La sua storia comincia quando lei è ancora una bambina con i capelli biondi e il sorriso timido. Conosce presto il sapore straziante dell’abbandono. Lo scopre quando suo padre va via di casa. Lei osserva la madre che non smette di piangere. Ascolta il silenzio che di colpo aleggia in casa, ma inghiotte le lacrime per confortare e proteggere suo fratello più piccolo, Riccardo, un bambino di 11 anni. Lo tiene tra le braccia durante la notte, gli dice di non avere paura, e che le cose cambieranno in meglio. Ma Valeria non può immaginare che quelli sono gli ultimi abbracci che si scambiano. Pochi mesi dopo Riccardo si ammala. Una di quelle malattie fulminee, veloci. Che non danno scampo. Non c’è posto per la speranza. Riccardo vola via in una mattina di settembre.

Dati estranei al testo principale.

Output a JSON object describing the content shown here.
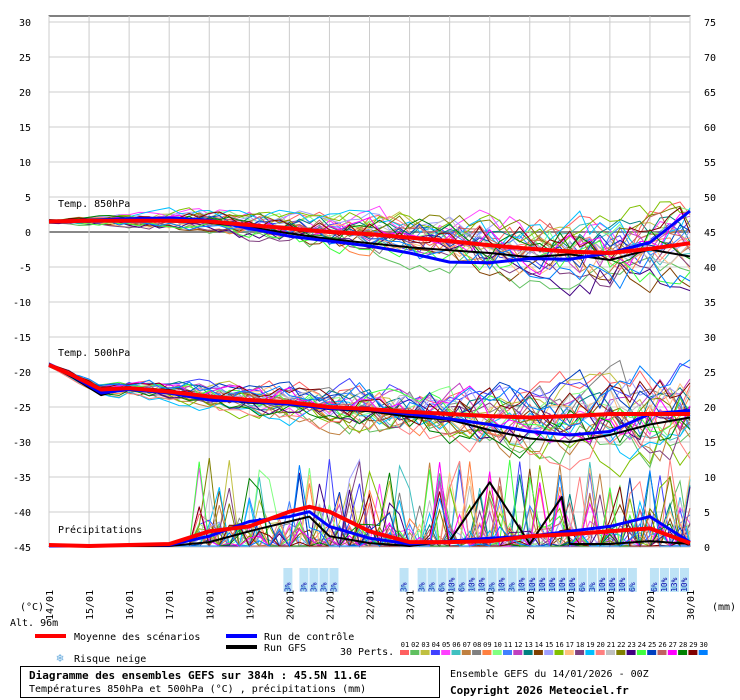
{
  "chart_data": {
    "type": "line",
    "title": "Diagramme des ensembles GEFS sur 384h : 45.5N 11.6E",
    "subtitle": "Températures 850hPa et 500hPa (°C) , précipitations (mm)",
    "left_axis_label": "(°C)",
    "right_axis_label": "(mm)",
    "altitude_label": "Alt. 96m",
    "left_axis_ticks": [
      30,
      25,
      20,
      15,
      10,
      5,
      0,
      -5,
      -10,
      -15,
      -20,
      -25,
      -30,
      -35,
      -40,
      -45
    ],
    "right_axis_ticks": [
      75,
      70,
      65,
      60,
      55,
      50,
      45,
      40,
      35,
      30,
      25,
      20,
      15,
      10,
      5,
      0
    ],
    "x_ticks": [
      "14/01",
      "15/01",
      "16/01",
      "17/01",
      "18/01",
      "19/01",
      "20/01",
      "21/01",
      "22/01",
      "23/01",
      "24/01",
      "25/01",
      "26/01",
      "27/01",
      "28/01",
      "29/01",
      "30/01"
    ],
    "section_labels": [
      "Temp. 850hPa",
      "Temp. 500hPa",
      "Précipitations"
    ],
    "legend": {
      "mean": "Moyenne des scénarios",
      "control": "Run de contrôle",
      "gfs": "Run GFS",
      "snow": "Risque neige",
      "perts_label": "30 Perts.",
      "pert_numbers": [
        "01",
        "02",
        "03",
        "04",
        "05",
        "06",
        "07",
        "08",
        "09",
        "10",
        "11",
        "12",
        "13",
        "14",
        "15",
        "16",
        "17",
        "18",
        "19",
        "20",
        "21",
        "22",
        "23",
        "24",
        "25",
        "26",
        "27",
        "28",
        "29",
        "30"
      ]
    },
    "colors": {
      "mean": "#ff0000",
      "control": "#0000ff",
      "gfs": "#000000",
      "snow": "#88ccee",
      "perts": [
        "#ff6060",
        "#60c060",
        "#c0c040",
        "#4040ff",
        "#ff40ff",
        "#40c0c0",
        "#c08040",
        "#808080",
        "#ff8040",
        "#80ff80",
        "#4080ff",
        "#c040c0",
        "#008080",
        "#804000",
        "#a0a0ff",
        "#80c000",
        "#ffc080",
        "#804080",
        "#00c0ff",
        "#ff8080",
        "#c0c0c0",
        "#808000",
        "#400080",
        "#40ff40",
        "#0040c0",
        "#c06060",
        "#ff00ff",
        "#008000",
        "#800000",
        "#0080ff"
      ]
    },
    "t850": {
      "mean": [
        [
          0,
          1.5
        ],
        [
          1,
          1.6
        ],
        [
          2,
          1.6
        ],
        [
          3,
          1.6
        ],
        [
          4,
          1.5
        ],
        [
          5,
          1.0
        ],
        [
          6,
          0.5
        ],
        [
          7,
          0.0
        ],
        [
          8,
          -0.3
        ],
        [
          9,
          -0.8
        ],
        [
          10,
          -1.3
        ],
        [
          11,
          -1.9
        ],
        [
          12,
          -2.4
        ],
        [
          13,
          -2.8
        ],
        [
          14,
          -3.0
        ],
        [
          15,
          -2.4
        ],
        [
          16,
          -1.6
        ]
      ],
      "control": [
        [
          0,
          1.5
        ],
        [
          1,
          1.7
        ],
        [
          2,
          1.9
        ],
        [
          3,
          2.0
        ],
        [
          4,
          1.7
        ],
        [
          5,
          0.5
        ],
        [
          6,
          -0.6
        ],
        [
          7,
          -1.3
        ],
        [
          8,
          -2.0
        ],
        [
          9,
          -3.0
        ],
        [
          10,
          -4.3
        ],
        [
          11,
          -4.4
        ],
        [
          12,
          -3.8
        ],
        [
          13,
          -3.9
        ],
        [
          14,
          -3.0
        ],
        [
          15,
          -1.5
        ],
        [
          16,
          3.0
        ]
      ],
      "gfs": [
        [
          0,
          1.7
        ],
        [
          1,
          1.5
        ],
        [
          2,
          1.7
        ],
        [
          3,
          2.0
        ],
        [
          4,
          1.3
        ],
        [
          5,
          0.7
        ],
        [
          6,
          -0.2
        ],
        [
          7,
          -1.0
        ],
        [
          8,
          -1.6
        ],
        [
          9,
          -2.2
        ],
        [
          10,
          -2.6
        ],
        [
          11,
          -3.0
        ],
        [
          12,
          -3.6
        ],
        [
          13,
          -3.2
        ],
        [
          14,
          -4.0
        ],
        [
          15,
          -2.5
        ],
        [
          16,
          -3.5
        ]
      ]
    },
    "t500": {
      "mean": [
        [
          0,
          -19
        ],
        [
          0.6,
          -20.5
        ],
        [
          1.3,
          -22.5
        ],
        [
          2,
          -22.3
        ],
        [
          3,
          -22.8
        ],
        [
          4,
          -23.5
        ],
        [
          5,
          -24.0
        ],
        [
          6,
          -24.3
        ],
        [
          7,
          -25.0
        ],
        [
          8,
          -25.3
        ],
        [
          9,
          -25.7
        ],
        [
          10,
          -26.0
        ],
        [
          11,
          -26.3
        ],
        [
          12,
          -26.5
        ],
        [
          13,
          -26.3
        ],
        [
          14,
          -26.0
        ],
        [
          15,
          -26.0
        ],
        [
          16,
          -26.0
        ]
      ],
      "control": [
        [
          0,
          -19
        ],
        [
          0.6,
          -20.6
        ],
        [
          1.3,
          -23.0
        ],
        [
          2,
          -22.5
        ],
        [
          3,
          -23.0
        ],
        [
          4,
          -24.0
        ],
        [
          5,
          -24.2
        ],
        [
          6,
          -24.6
        ],
        [
          7,
          -25.2
        ],
        [
          8,
          -25.4
        ],
        [
          9,
          -26.0
        ],
        [
          10,
          -26.7
        ],
        [
          11,
          -27.5
        ],
        [
          12,
          -28.5
        ],
        [
          13,
          -29.0
        ],
        [
          14,
          -28.5
        ],
        [
          15,
          -26.0
        ],
        [
          16,
          -25.5
        ]
      ],
      "gfs": [
        [
          0,
          -19
        ],
        [
          0.6,
          -20.8
        ],
        [
          1.3,
          -23.3
        ],
        [
          2,
          -22.2
        ],
        [
          3,
          -22.6
        ],
        [
          4,
          -23.8
        ],
        [
          5,
          -24.4
        ],
        [
          6,
          -24.6
        ],
        [
          7,
          -25.3
        ],
        [
          8,
          -25.6
        ],
        [
          9,
          -26.4
        ],
        [
          10,
          -26.8
        ],
        [
          11,
          -28.3
        ],
        [
          12,
          -29.5
        ],
        [
          13,
          -30.0
        ],
        [
          14,
          -29.0
        ],
        [
          15,
          -27.5
        ],
        [
          16,
          -26.5
        ]
      ]
    },
    "precip": {
      "mean": [
        [
          0,
          0.1
        ],
        [
          1,
          0.0
        ],
        [
          2,
          0.1
        ],
        [
          3,
          0.2
        ],
        [
          4,
          1.5
        ],
        [
          5,
          2.0
        ],
        [
          6,
          3.5
        ],
        [
          6.5,
          4.0
        ],
        [
          7,
          3.5
        ],
        [
          8,
          1.5
        ],
        [
          9,
          0.4
        ],
        [
          10,
          0.4
        ],
        [
          11,
          0.5
        ],
        [
          12,
          1.0
        ],
        [
          13,
          1.2
        ],
        [
          14,
          1.5
        ],
        [
          15,
          1.8
        ],
        [
          16,
          0.3
        ]
      ],
      "control": [
        [
          0,
          0.0
        ],
        [
          1,
          0.0
        ],
        [
          2,
          0.1
        ],
        [
          3,
          0.1
        ],
        [
          4,
          1.0
        ],
        [
          5,
          2.5
        ],
        [
          6,
          3.0
        ],
        [
          6.5,
          3.5
        ],
        [
          7,
          2.0
        ],
        [
          8,
          0.8
        ],
        [
          9,
          0.2
        ],
        [
          10,
          0.5
        ],
        [
          11,
          0.8
        ],
        [
          12,
          1.0
        ],
        [
          13,
          1.5
        ],
        [
          14,
          2.0
        ],
        [
          15,
          3.0
        ],
        [
          16,
          0.4
        ]
      ],
      "gfs": [
        [
          0,
          0.0
        ],
        [
          1,
          0.0
        ],
        [
          2,
          0.0
        ],
        [
          3,
          0.0
        ],
        [
          4,
          0.4
        ],
        [
          5,
          1.5
        ],
        [
          6,
          2.5
        ],
        [
          6.5,
          3.0
        ],
        [
          7,
          1.0
        ],
        [
          8,
          0.3
        ],
        [
          9,
          0.0
        ],
        [
          10,
          0.5
        ],
        [
          11,
          6.5
        ],
        [
          12,
          0.2
        ],
        [
          12.8,
          5.0
        ],
        [
          13,
          0.2
        ],
        [
          14,
          0.2
        ],
        [
          15,
          0.5
        ],
        [
          16,
          0.2
        ]
      ]
    },
    "snow_markers": [
      {
        "x": 5.95,
        "label": "3%"
      },
      {
        "x": 6.35,
        "label": "3%"
      },
      {
        "x": 6.6,
        "label": "3%"
      },
      {
        "x": 6.85,
        "label": "3%"
      },
      {
        "x": 7.1,
        "label": "3%"
      },
      {
        "x": 8.85,
        "label": "3%"
      },
      {
        "x": 9.3,
        "label": "3%"
      },
      {
        "x": 9.55,
        "label": "3%"
      },
      {
        "x": 9.8,
        "label": "6%"
      },
      {
        "x": 10.05,
        "label": "10%"
      },
      {
        "x": 10.3,
        "label": "6%"
      },
      {
        "x": 10.55,
        "label": "10%"
      },
      {
        "x": 10.8,
        "label": "10%"
      },
      {
        "x": 11.05,
        "label": "3%"
      },
      {
        "x": 11.3,
        "label": "10%"
      },
      {
        "x": 11.55,
        "label": "3%"
      },
      {
        "x": 11.8,
        "label": "10%"
      },
      {
        "x": 12.05,
        "label": "10%"
      },
      {
        "x": 12.3,
        "label": "10%"
      },
      {
        "x": 12.55,
        "label": "10%"
      },
      {
        "x": 12.8,
        "label": "10%"
      },
      {
        "x": 13.05,
        "label": "10%"
      },
      {
        "x": 13.3,
        "label": "6%"
      },
      {
        "x": 13.55,
        "label": "3%"
      },
      {
        "x": 13.8,
        "label": "10%"
      },
      {
        "x": 14.05,
        "label": "10%"
      },
      {
        "x": 14.3,
        "label": "10%"
      },
      {
        "x": 14.55,
        "label": "6%"
      },
      {
        "x": 15.1,
        "label": "6%"
      },
      {
        "x": 15.35,
        "label": "10%"
      },
      {
        "x": 15.6,
        "label": "13%"
      },
      {
        "x": 15.85,
        "label": "10%"
      }
    ]
  },
  "footer": {
    "title": "Diagramme des ensembles GEFS sur 384h : 45.5N 11.6E",
    "subtitle": "Températures 850hPa et 500hPa (°C) , précipitations (mm)",
    "run_info": "Ensemble GEFS du 14/01/2026 - 00Z",
    "copyright": "Copyright 2026 Meteociel.fr"
  }
}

Valeria cresce con paura. Diventa grande, ma è una donna già stanca. Un giorno incontra l’amore. Si chiama Roberto. E insieme a lui ritrova la voglia di vivere. Il primo e unico figlio arriva tardi, dopo interminabili cure. Valeria lo chiama Angelo. “Perché è nato dalla mia preghiera”, dice. E Angelo lo è davvero: ha i capelli biondi, come i suoi, e gli occhi azzurri. Valeria per un attimo è felice. “Mi dicevo che c’è sempre un domani – racconta – e che la vita doveva offrirmi un’altra possibilità, ma evidentemente mi sono sbagliata”.
Una mattina il telefono suona impazzito. Una voce sconosciuta le dice che suo marito ha avuto un infarto. Che deve correre subito in ospedale. “In quel momento pregavo Dio – dice – e pensavo che se avessi saputo che quella poteva essere l’ultima mattina che lo vedevo uscire dalla porta di casa, gli avrei detto ti amo così tante volte da non farlo più andare via”. I ricordi sono confusi. L’attesa lungo il corridoio. Le domande confuse. Le lacrime. Poi il medico che esce dalla sala di rianimazione. Il volto contratto. Lo sguardo fermo. Infine, una frase asciutta. Lapidaria. Roberto non ce la fa.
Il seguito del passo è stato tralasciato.